Utiliser du paillage est un réflexe de plus en plus répandu chez les jardiniers, qu’ils soient débutants ou confirmés. Et pour cause : cette technique présente de nombreux avantages. Elle permet de limiter les arrosages, d’empêcher les mauvaises herbes de pousser et de protéger la vie du sol. Mais tous les paillis ne se valent pas, et certains peuvent s’avérer contre-productifs lorsqu’ils sont mal utilisés. C’est notamment le cas des copeaux de bois, un matériau naturel qui peut pourtant appauvrir la terre… surtout en juin.
Prudence avec le paillage aux copeaux de bois : un faux ami pour le potager quand il est utilisé de cette façon

Les copeaux de bois : un paillage séduisant… mais pas anodin
Très utilisés pour leur côté esthétique et économique, les copeaux de bois (ou BRF, bois raméal fragmenté) sont issus de la taille de branches jeunes, souvent récupérées gratuitement après élagage. On les apprécie pour leur capacité à durer longtemps au sol, à retenir l’humidité et à créer un milieu favorable à certaines formes de vie microbienne.
Mais sous cette image vertueuse se cache un piège méconnu : les copeaux de bois sont très riches en carbone et pauvres en azote. Ce déséquilibre peut poser un problème majeur pour vos légumes.
Le risque : la "faim d’azote", un fléau invisible
Lorsque vous appliquez des copeaux de bois directement sur une terre nue ou autour de plantes potagères, les micro-organismes du sol (champignons, bactéries) se mettent à les décomposer. Or, pour accomplir ce travail, ils consomment de l’azote, un élément indispensable à la croissance des plantes.
Résultat : le sol se trouve temporairement appauvri en azote, ce qu’on appelle la faim d’azote. Vos légumes, concurrencés par cette activité microbienne intense, peuvent se développer plus lentement, jaunir ou même végéter.
Et cette problématique est d’autant plus sensible en juin, période de pleine croissance pour de nombreux légumes exigeants (tomates, courgettes, haricots...).
Quand et comment utiliser les copeaux de bois sans danger ?

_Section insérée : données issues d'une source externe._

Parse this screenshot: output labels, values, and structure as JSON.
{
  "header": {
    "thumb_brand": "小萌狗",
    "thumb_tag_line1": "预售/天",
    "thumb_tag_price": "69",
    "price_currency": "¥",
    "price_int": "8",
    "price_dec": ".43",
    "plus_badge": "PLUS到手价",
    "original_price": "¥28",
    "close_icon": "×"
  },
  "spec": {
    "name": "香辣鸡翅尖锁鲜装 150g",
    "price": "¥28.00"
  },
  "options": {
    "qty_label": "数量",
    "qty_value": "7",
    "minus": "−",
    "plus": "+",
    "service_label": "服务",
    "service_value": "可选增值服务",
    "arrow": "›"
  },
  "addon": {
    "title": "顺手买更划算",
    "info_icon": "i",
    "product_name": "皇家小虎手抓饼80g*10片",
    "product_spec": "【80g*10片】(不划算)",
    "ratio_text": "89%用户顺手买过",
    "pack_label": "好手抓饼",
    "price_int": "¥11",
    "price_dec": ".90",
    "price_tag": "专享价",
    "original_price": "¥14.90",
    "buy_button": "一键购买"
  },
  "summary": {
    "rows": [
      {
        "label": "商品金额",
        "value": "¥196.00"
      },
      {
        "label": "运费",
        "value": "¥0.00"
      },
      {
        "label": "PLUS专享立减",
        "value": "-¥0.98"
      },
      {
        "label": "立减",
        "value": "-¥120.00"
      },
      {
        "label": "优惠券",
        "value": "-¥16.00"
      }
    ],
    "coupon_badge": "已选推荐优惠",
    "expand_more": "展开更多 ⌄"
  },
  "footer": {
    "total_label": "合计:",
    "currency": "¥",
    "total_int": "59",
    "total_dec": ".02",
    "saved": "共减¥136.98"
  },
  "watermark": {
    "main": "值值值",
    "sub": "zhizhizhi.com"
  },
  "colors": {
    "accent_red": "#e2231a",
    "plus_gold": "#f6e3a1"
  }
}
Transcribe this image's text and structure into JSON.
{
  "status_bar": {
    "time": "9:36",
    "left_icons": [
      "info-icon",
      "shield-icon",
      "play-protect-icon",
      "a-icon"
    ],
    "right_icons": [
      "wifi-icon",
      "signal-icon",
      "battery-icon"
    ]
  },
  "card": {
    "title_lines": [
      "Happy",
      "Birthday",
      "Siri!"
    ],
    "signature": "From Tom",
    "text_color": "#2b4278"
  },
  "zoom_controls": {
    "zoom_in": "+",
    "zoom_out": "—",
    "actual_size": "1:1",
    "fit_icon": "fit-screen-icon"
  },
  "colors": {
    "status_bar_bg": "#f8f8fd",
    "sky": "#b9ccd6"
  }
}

Les copeaux ne sont pas à bannir, mais à utiliser avec discernement. Leur usage dépend du moment de l’année, du type de sol, et de la nature des cultures. Voici un tableau pour mieux comprendre :
| Situation | Utilisation des copeaux de bois | Conseil associé |
|---|---|---|
| Potager en pleine croissance (juin à août) | ❌ À éviter autour des légumes | Privilégier des paillis équilibrés (paille, tonte sèche) |
| Plantation d’arbres ou arbustes | ✅ Recommandé | Appliquer en couche épaisse (5 à 10 cm) |
| Massifs d’ornement, haies | ✅ Recommandé | Pas d’impact négatif sur des plantes pérennes |
| Sol déjà enrichi en compost mûr | ⚠️ Possible, avec précautions | Ajouter un apport azoté (compost, fumier) avant le paillage |
| Hiver ou automne | ✅ Idéal | Préparer le sol à l’avance pour le printemps |
Les alternatives plus sûres en période estivale
Si vous souhaitez pailler votre potager en juin, mieux vaut vous tourner vers des matériaux plus équilibrés sur le plan carbone/azote, comme :
- La tonte de gazon séchée, riche en azote, qui nourrit le sol rapidement.
- Les feuilles mortes, mélangées à du compost.

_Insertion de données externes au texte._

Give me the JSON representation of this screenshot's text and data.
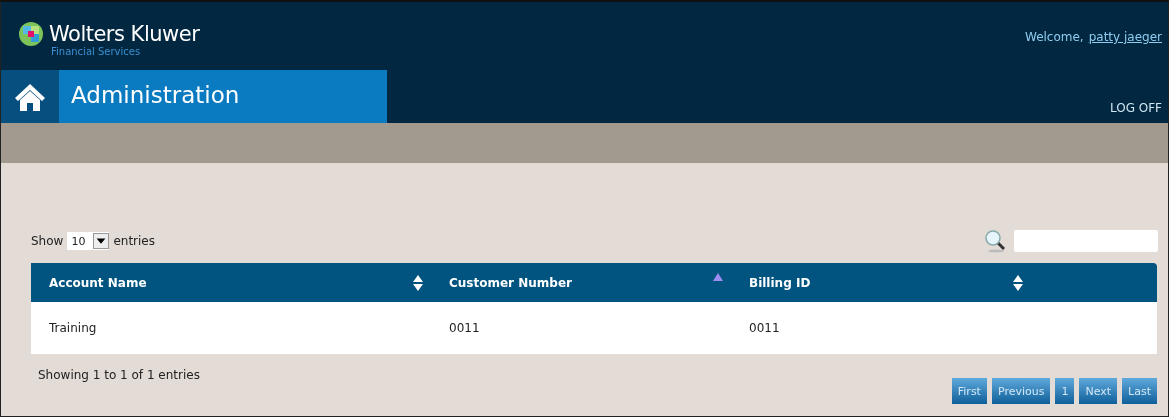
{
  "header": {
    "brand": "Wolters Kluwer",
    "subbrand": "Financial Services",
    "welcome": "Welcome,",
    "user": "patty jaeger",
    "logoff": "LOG OFF"
  },
  "nav": {
    "title": "Administration"
  },
  "length": {
    "before": "Show",
    "value": "10",
    "after": "entries"
  },
  "table": {
    "columns": [
      {
        "label": "Account Name",
        "sorted": false
      },
      {
        "label": "Customer Number",
        "sorted": true
      },
      {
        "label": "Billing ID",
        "sorted": false
      }
    ],
    "rows": [
      [
        "Training",
        "0011",
        "0011"
      ]
    ]
  },
  "info": "Showing 1 to 1 of 1 entries",
  "pager": [
    {
      "label": "First",
      "disabled": true
    },
    {
      "label": "Previous",
      "disabled": true
    },
    {
      "label": "1",
      "disabled": true
    },
    {
      "label": "Next",
      "disabled": true
    },
    {
      "label": "Last",
      "disabled": true
    }
  ]
}
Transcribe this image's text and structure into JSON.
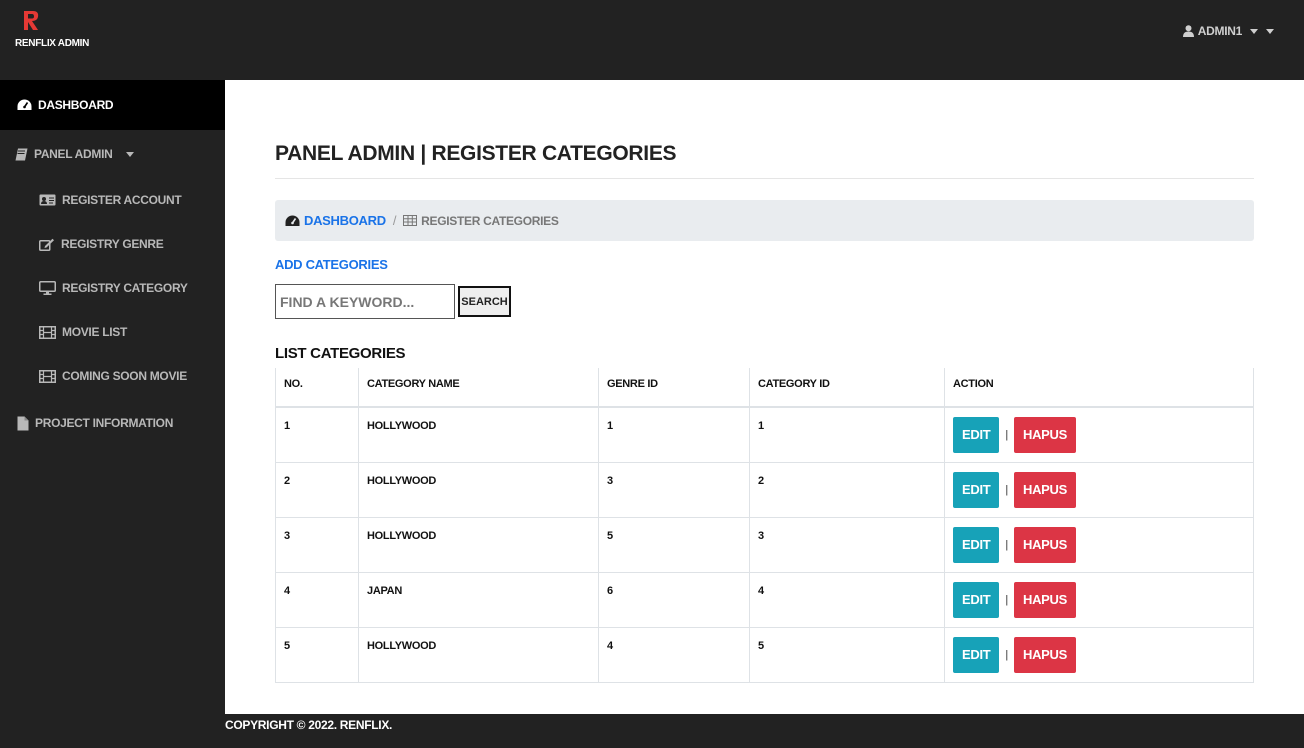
{
  "brand": {
    "name": "RENFLIX ADMIN",
    "accent": "#e53935"
  },
  "user": {
    "name": "ADMIN1"
  },
  "sidebar": {
    "dashboard": "DASHBOARD",
    "panel_admin": "PANEL ADMIN",
    "sub_items": [
      {
        "label": "REGISTER ACCOUNT",
        "icon": "id-card-icon"
      },
      {
        "label": "REGISTRY GENRE",
        "icon": "edit-icon"
      },
      {
        "label": "REGISTRY CATEGORY",
        "icon": "desktop-icon"
      },
      {
        "label": "MOVIE LIST",
        "icon": "film-icon"
      },
      {
        "label": "COMING SOON MOVIE",
        "icon": "film-icon"
      }
    ],
    "project_info": "PROJECT INFORMATION"
  },
  "main": {
    "title": "PANEL ADMIN | REGISTER CATEGORIES",
    "breadcrumb": {
      "home": "DASHBOARD",
      "current": "REGISTER CATEGORIES"
    },
    "add_link": "ADD CATEGORIES",
    "search": {
      "placeholder": "FIND A KEYWORD...",
      "button": "SEARCH"
    },
    "list_title": "LIST CATEGORIES",
    "table": {
      "headers": [
        "NO.",
        "CATEGORY NAME",
        "GENRE ID",
        "CATEGORY ID",
        "ACTION"
      ],
      "rows": [
        {
          "no": "1",
          "name": "HOLLYWOOD",
          "genre_id": "1",
          "category_id": "1"
        },
        {
          "no": "2",
          "name": "HOLLYWOOD",
          "genre_id": "3",
          "category_id": "2"
        },
        {
          "no": "3",
          "name": "HOLLYWOOD",
          "genre_id": "5",
          "category_id": "3"
        },
        {
          "no": "4",
          "name": "JAPAN",
          "genre_id": "6",
          "category_id": "4"
        },
        {
          "no": "5",
          "name": "HOLLYWOOD",
          "genre_id": "4",
          "category_id": "5"
        }
      ],
      "edit_label": "EDIT",
      "separator": "|",
      "delete_label": "HAPUS"
    }
  },
  "footer": {
    "text": "COPYRIGHT © 2022. RENFLIX."
  },
  "colors": {
    "edit": "#17a2b8",
    "delete": "#dc3545",
    "link": "#1a73e8",
    "dark": "#222222"
  }
}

- La paille de céréales, bien aérée et durable.
- Le compost mûr, en fine couche, qui fertilise tout en couvrant.
Ces solutions permettent de protéger le sol tout en le nourrissant, sans risque de blocage nutritionnel pour les plantes.
Une technique à réserver à des contextes spécifiques
En résumé, le paillage aux copeaux de bois n’est pas intrinsèquement mauvais, mais il doit être réservé aux bons endroits, au bon moment. Il est parfait pour :
- Les allées du jardin, pour limiter les mauvaises herbes ;
- Les pieds d’arbres fruitiers, où il limite les arrosages ;
- Les haies ou massifs d’ornement qui n’exigent pas de nutriments rapidement disponibles.
En revanche, évitez d’en poser directement dans les planches de culture potagère en période de croissance, sauf si vous compensez avec un amendement azoté.